Chip stocks reached a new all-time intraday high this week, driving the broader technology sector to fresh highs as well. But with the group now sitting at those inflated levels, market watchers are starting to worry that the rally could run out.

"I'm quite conflicted on this one because the fundamental backdrop isn't very good, but there's no question: the fact that the [VanEck Vectors Semiconductor ETF] has been able to make a new higher high is bullish," Matt Maley, chief market strategist at Miller Tabak, said Wednesday on CNBC's "Trading Nation."

However, looking at a 1½-year chart of the VanEck ETF, ticker SMH, the picture didn't look quite as pristine to Maley, who also runs financial blog and newsletter

"It's running hot. It's overbought," he said, pointing to the SMH's relative strength index. "It's more overbought than it was in April just before it began a 17% correction, and it's more overbought than it was on several other occasions in the last 18 months just before the group rolled over."

That calls SMH's recent "higher high" into question, Maley said, adding that it "looks like it's poised to take a little bit of a breather."

"However ... if after that breather, or even immediately, the group makes a more substantial higher high, it's definitely going to be bullish for the group," the strategist said. "And, as we learned last year, it was a key leading indicator for a downturn in the fourth quarter and it was a powerful leader in the rally in the first four months of the year. So, whichever way this thing eventually breaks is going to be very, very important for the broad market as well."

Gina Sanchez, founder and CEO of Chantico Global, also harbored reservations about the chip stocks, particularly heading into the second half of 2019.

"I think that the pop you're seeing really is just because valuations have been so depressed since the U.S.-China clash really started taking hold," she said in the same "Trading Nation" interview. "So, you get a Texas Instruments or a Teradyne outperforming expectations, and bam, the stock breaks out and the whole industry breaks out."

But as well as Texas Instruments' and Teradyne's second-quarter earnings reports went over on Wall Street this week, Sanchez said the group's "fundamental headwinds" were still very much in play.
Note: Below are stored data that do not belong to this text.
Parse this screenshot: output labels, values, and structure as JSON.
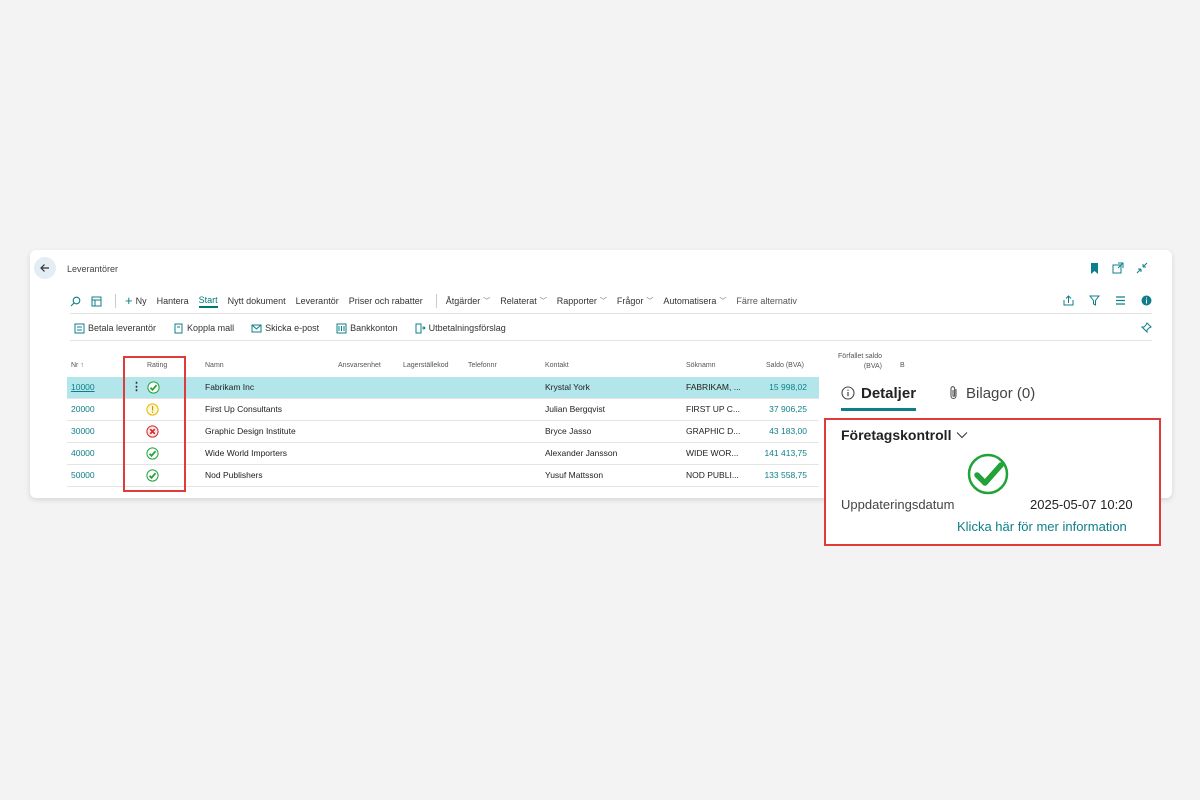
{
  "window": {
    "title": "Leverantörer"
  },
  "actionbar": {
    "new_label": "Ny",
    "items": [
      "Hantera",
      "Start",
      "Nytt dokument",
      "Leverantör",
      "Priser och rabatter"
    ],
    "menus": [
      "Åtgärder",
      "Relaterat",
      "Rapporter",
      "Frågor",
      "Automatisera"
    ],
    "fewer_label": "Färre alternativ"
  },
  "promoted": [
    "Betala leverantör",
    "Koppla mall",
    "Skicka e-post",
    "Bankkonton",
    "Utbetalningsförslag"
  ],
  "columns": {
    "nr": "Nr",
    "rating": "Rating",
    "name": "Namn",
    "responsibility": "Ansvarsenhet",
    "location": "Lagerställekod",
    "phone": "Telefonnr",
    "contact": "Kontakt",
    "search_name": "Söknamn",
    "balance": "Saldo (BVA)",
    "overdue_line1": "Förfallet saldo",
    "overdue_line2": "(BVA)",
    "b": "B"
  },
  "rows": [
    {
      "nr": "10000",
      "rating": "ok",
      "name": "Fabrikam Inc",
      "contact": "Krystal York",
      "search_name": "FABRIKAM, ...",
      "balance": "15 998,02"
    },
    {
      "nr": "20000",
      "rating": "warning",
      "name": "First Up Consultants",
      "contact": "Julian Bergqvist",
      "search_name": "FIRST UP C...",
      "balance": "37 906,25"
    },
    {
      "nr": "30000",
      "rating": "error",
      "name": "Graphic Design Institute",
      "contact": "Bryce Jasso",
      "search_name": "GRAPHIC D...",
      "balance": "43 183,00"
    },
    {
      "nr": "40000",
      "rating": "ok",
      "name": "Wide World Importers",
      "contact": "Alexander Jansson",
      "search_name": "WIDE WOR...",
      "balance": "141 413,75"
    },
    {
      "nr": "50000",
      "rating": "ok",
      "name": "Nod Publishers",
      "contact": "Yusuf Mattsson",
      "search_name": "NOD PUBLI...",
      "balance": "133 558,75"
    }
  ],
  "factbox": {
    "tab_details": "Detaljer",
    "tab_attachments": "Bilagor (0)",
    "section_title": "Företagskontroll",
    "update_label": "Uppdateringsdatum",
    "update_value": "2025-05-07 10:20",
    "more_info": "Klicka här för mer information"
  },
  "colors": {
    "accent": "#0e7f8a",
    "selected_row": "#b2e6ea",
    "highlight_border": "#e03b3b",
    "ok": "#22a33a",
    "warning": "#e6b800",
    "error": "#d52b2b"
  }
}
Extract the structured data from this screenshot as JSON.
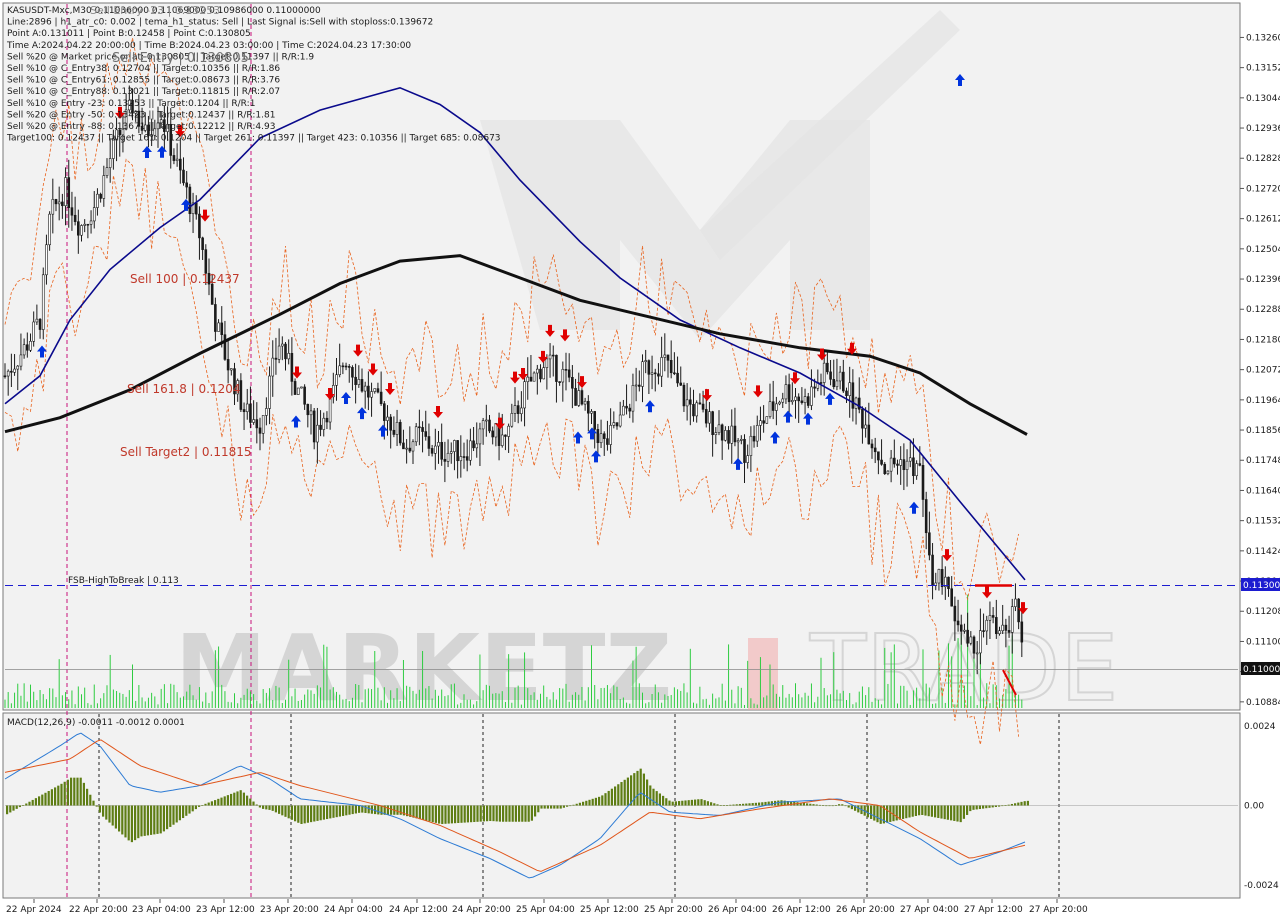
{
  "colors": {
    "background": "#ffffff",
    "chart_area": "#f2f2f2",
    "grid": "#d0d0d0",
    "candle": "#1a1a1a",
    "ma_fast": "#0a0a8c",
    "ma_slow": "#111111",
    "bands": "#e8621c",
    "level_label": "#c0392b",
    "break_line": "#1c1cd0",
    "macd_line": "#2d7bd4",
    "signal_line": "#e0561b",
    "hist": "#5e7d14",
    "volume": "#2ecc40",
    "arrow_down": "#e00000",
    "arrow_up": "#0033dd",
    "session_line": "#c8127a",
    "watermark": "#bdbdbd",
    "watermark_accent": "#f3a9a9"
  },
  "header_lines": [
    "KASUSDT-Mxc,M30  0.11036000 0.11069000 0.10986000 0.11000000",
    "Line:2896  |  h1_atr_c0: 0.002  |  tema_h1_status: Sell  |  Last Signal is:Sell with stoploss:0.139672",
    "Point A:0.131011  |  Point B:0.12458  |  Point C:0.130805",
    "Time A:2024.04.22 20:00:00  |  Time B:2024.04.23 03:00:00  |  Time C:2024.04.23 17:30:00",
    "Sell %20 @ Market price or at: 0.130805  ||  Target:0.11397  ||  R/R:1.9",
    "Sell %10 @ C_Entry38: 0.12704  ||  Target:0.10356  ||  R/R:1.86",
    "Sell %10 @ C_Entry61: 0.12855  ||  Target:0.08673  ||  R/R:3.76",
    "Sell %10 @ C_Entry88: 0.13021  ||  Target:0.11815  ||  R/R:2.07",
    "Sell %10 @ Entry -23: 0.13253  ||  Target:0.1204  ||  R/R:1",
    "Sell %20 @ Entry -50: 0.13423  ||  Target:0.12437  ||  R/R:1.81",
    "Sell %20 @ Entry -88: 0.13671  ||  Target:0.12212  ||  R/R:4.93",
    "Target100: 0.12437  ||  Target 161: 0.1204  ||  Target 261: 0.11397  ||  Target 423: 0.10356  ||  Target 685: 0.08673"
  ],
  "overlay_top_text": "Sell Entry -23 | 0.13253",
  "overlay_mid_text": "Sell Entry | 0.130805",
  "level_labels": [
    {
      "text": "Sell 100 | 0.12437",
      "price": 0.12437
    },
    {
      "text": "Sell 161.8 | 0.1204",
      "price": 0.1204
    },
    {
      "text": "Sell Target2 | 0.11815",
      "price": 0.11815
    }
  ],
  "break_level": {
    "label": "FSB-HighToBreak | 0.113",
    "price": 0.113,
    "tag": "0.11300"
  },
  "current_price": {
    "price": 0.11,
    "tag": "0.11000"
  },
  "price_axis_ticks": [
    "0.13260",
    "0.13152",
    "0.13044",
    "0.12936",
    "0.12828",
    "0.12720",
    "0.12612",
    "0.12504",
    "0.12396",
    "0.12288",
    "0.12180",
    "0.12072",
    "0.11964",
    "0.11856",
    "0.11748",
    "0.11640",
    "0.11532",
    "0.11424",
    "0.11316",
    "0.11208",
    "0.11100",
    "0.10992",
    "0.10884"
  ],
  "price_axis_ticks_shown": [
    "0.13260",
    "0.13152",
    "0.13044",
    "0.12936",
    "0.12828",
    "0.12720",
    "0.12612",
    "0.12504",
    "0.12396",
    "0.12288",
    "0.12180",
    "0.12072",
    "0.11964",
    "0.11856",
    "0.11748",
    "0.11640",
    "0.11532",
    "0.11424",
    "0.11316",
    "0.11208",
    "0.11100",
    "0.10992",
    "0.10884"
  ],
  "macd_label": "MACD(12,26,9) -0.0011 -0.0012 0.0001",
  "macd_axis": [
    "0.0024",
    "0.00",
    "-0.0024"
  ],
  "time_axis": [
    "22 Apr 2024",
    "22 Apr 20:00",
    "23 Apr 04:00",
    "23 Apr 12:00",
    "23 Apr 20:00",
    "24 Apr 04:00",
    "24 Apr 12:00",
    "24 Apr 20:00",
    "25 Apr 04:00",
    "25 Apr 12:00",
    "25 Apr 20:00",
    "26 Apr 04:00",
    "26 Apr 12:00",
    "26 Apr 20:00",
    "27 Apr 04:00",
    "27 Apr 12:00",
    "27 Apr 20:00"
  ],
  "watermark_left": "MARKETZ",
  "watermark_right": "TRADE",
  "price_range": [
    0.10862,
    0.13376
  ],
  "macd_range": [
    -0.0027,
    0.0027
  ]
}
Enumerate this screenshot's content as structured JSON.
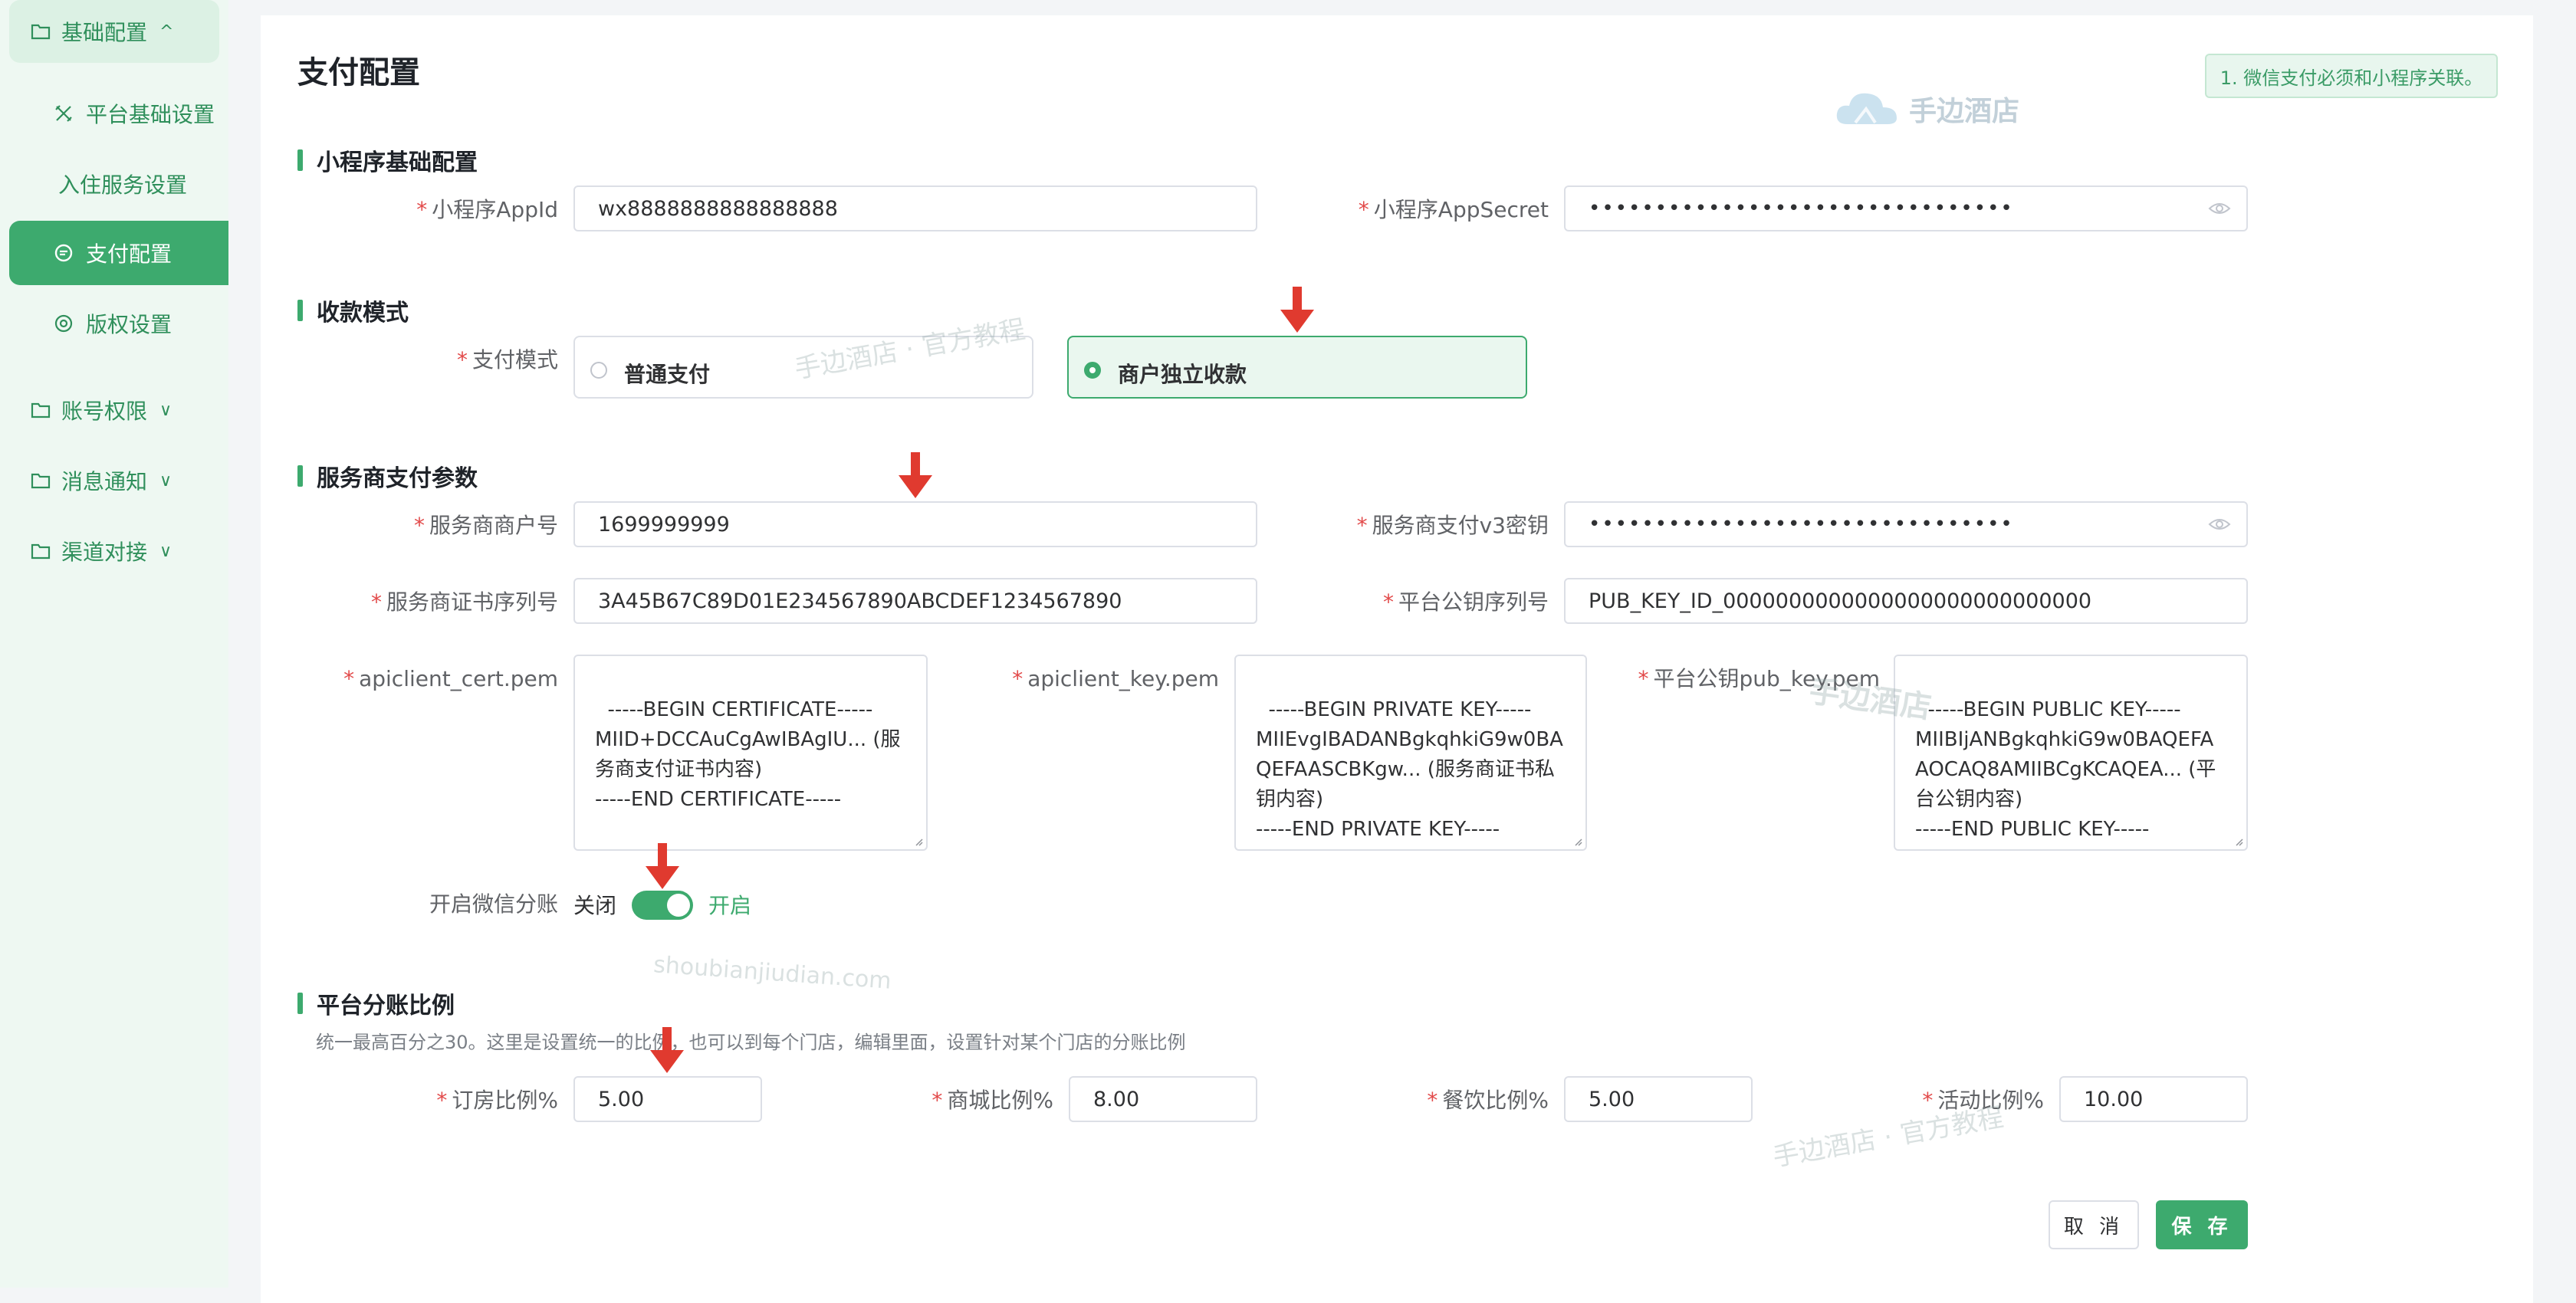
{
  "sidebar": {
    "groups": [
      {
        "label": "基础配置",
        "chevron": "^",
        "icon": "folder-icon"
      },
      {
        "label": "账号权限",
        "chevron": "∨",
        "icon": "folder-icon"
      },
      {
        "label": "消息通知",
        "chevron": "∨",
        "icon": "folder-icon"
      },
      {
        "label": "渠道对接",
        "chevron": "∨",
        "icon": "folder-icon"
      }
    ],
    "items": [
      {
        "label": "平台基础设置",
        "icon": "tools-icon"
      },
      {
        "label": "入住服务设置",
        "icon": ""
      },
      {
        "label": "支付配置",
        "icon": "payment-icon",
        "active": true
      },
      {
        "label": "版权设置",
        "icon": "copyright-icon"
      }
    ]
  },
  "page": {
    "title": "支付配置",
    "tip": "1. 微信支付必须和小程序关联。"
  },
  "sections": {
    "miniapp": "小程序基础配置",
    "mode": "收款模式",
    "provider": "服务商支付参数",
    "share": "平台分账比例"
  },
  "miniapp": {
    "appid_label": "小程序AppId",
    "appid_value": "wx8888888888888888",
    "secret_label": "小程序AppSecret",
    "secret_value": "••••••••••••••••••••••••••••••••"
  },
  "mode": {
    "label": "支付模式",
    "options": [
      "普通支付",
      "商户独立收款"
    ],
    "selected": "商户独立收款"
  },
  "provider": {
    "mchid_label": "服务商商户号",
    "mchid_value": "1699999999",
    "v3key_label": "服务商支付v3密钥",
    "v3key_value": "••••••••••••••••••••••••••••••••",
    "serial_label": "服务商证书序列号",
    "serial_value": "3A45B67C89D01E234567890ABCDEF1234567890",
    "pubkey_serial_label": "平台公钥序列号",
    "pubkey_serial_value": "PUB_KEY_ID_0000000000000000000000000000",
    "cert_label": "apiclient_cert.pem",
    "cert_value": "-----BEGIN CERTIFICATE-----\nMIID+DCCAuCgAwIBAgIU... (服务商支付证书内容)\n-----END CERTIFICATE-----",
    "key_label": "apiclient_key.pem",
    "key_value": "-----BEGIN PRIVATE KEY-----\nMIIEvgIBADANBgkqhkiG9w0BAQEFAASCBKgw... (服务商证书私钥内容)\n-----END PRIVATE KEY-----",
    "pub_label": "平台公钥pub_key.pem",
    "pub_value": "-----BEGIN PUBLIC KEY-----\nMIIBIjANBgkqhkiG9w0BAQEFAAOCAQ8AMIIBCgKCAQEA... (平台公钥内容)\n-----END PUBLIC KEY-----",
    "split_label": "开启微信分账",
    "split_off": "关闭",
    "split_on": "开启",
    "split_enabled": true
  },
  "share": {
    "hint": "统一最高百分之30。这里是设置统一的比例，也可以到每个门店，编辑里面，设置针对某个门店的分账比例",
    "room_label": "订房比例%",
    "room_value": "5.00",
    "mall_label": "商城比例%",
    "mall_value": "8.00",
    "food_label": "餐饮比例%",
    "food_value": "5.00",
    "event_label": "活动比例%",
    "event_value": "10.00"
  },
  "buttons": {
    "cancel": "取 消",
    "save": "保 存"
  },
  "watermarks": {
    "logo": "手边酒店",
    "wm1": "手边酒店 · 官方教程",
    "wm2": "shoubianjiudian.com",
    "wm3": "手边酒店 · 官方教程",
    "wm4": "手边酒店"
  },
  "colors": {
    "accent": "#3daa6e",
    "required": "#e24a4a",
    "arrow": "#e03a2f"
  }
}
"One, you've got a cut in production from China. That should be good, but you have massive oversupply, and that massive oversupply is meeting weakening demand," she warned. "That's really what's going to probably drive lower revenues in the second half of the year. This industry thought it was going to get a second-half bounce; I don't think we're going to see that. And so I think if you see anything, it'll be valuation-driven, but it's going to be capped by the fundamentals."

The SMH was down nearly 2% midafternoon Thursday, but has rallied close to 40% year to date.